Non si candiderà. Non sarà ministro. Non farà politica. Che invece è oggetto delle sue critiche perché è incapace di allontanare i condannati dal Parlamento. Piercamillo Davigo è intervenuto al congresso dell’Anm in corso a Siena e ha smentito le voci ricorrenti che lo vorrebbero schierato con il Movimento 5 Stelle alle prossime elezioni. Il leader della corrente Autonomia e indipendenza non ha usato giri di parole per bollare come falsa questa indiscrezione: “Dichiaro davanti a tutti voi che siete i miei colleghi che non intendo candidarmi in politica né assumere incarichi di governo. I magistrati non sono capaci di fare politica, tanto meno lo sarei io” ha detto Davigo. Che però ha affrontato anche tutta un’altra serie di temi, criticando ad esempio la “corsia preferenziale” per gli incarichi direttivi all’interno del Csm in favore dei magistrati che hanno ricoperto incarichi fuori ruolo. “Fate passare davanti quelli che hanno fatto politica: questo è il problema – ha detto l’ex presidente dell’Anm – Non voglio delegittimare il Csm ma quando c’è stato l’arresto dei professori universitari che si spartivano le cattedre, ho sentito i colleghi scrivere nelle mail che questa pratica viene seguita dal Csm tutti i giorni ‘uno a me e uno a te'”.

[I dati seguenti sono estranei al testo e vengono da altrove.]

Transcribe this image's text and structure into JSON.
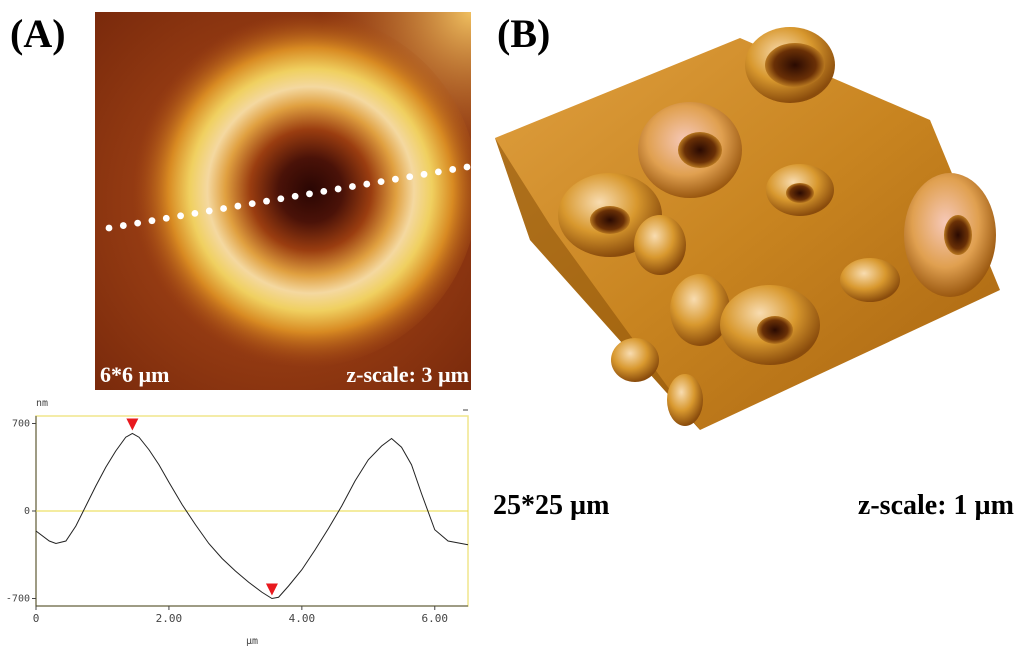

“Non vogliamo affatto un ritorno generico al criterio dell’anzianità per selezionare i dirigenti degli uffici – ha aggiunto Davigo – ma chiediamo che venga tenuto presente il lavoro svolto nel singolo ufficio quando si tratta di lavoro pregevole. Quando vedo invece che si prediligono criteri evanescenti, come quello della capacità organizzativa acquisita fuori ruolo – ha attaccato – questo mi fa inalberare perché si tratta di fumo”. La conclusione dell’intervento, poi, è tutto dedicato alla critica della politica tradizionale: “Contesto alla politica di non prendere nemmeno la decisione che deve prendere per legge nei confronti delle persone che deve allontanare dal Parlamento – ha sottolineato – Come fanno a non rendersi conto che se tengono fra di loro persone condannate per reati gravi, come l’abuso di ufficio, questo è un passo che incide sulla fiducia dei cittadini“.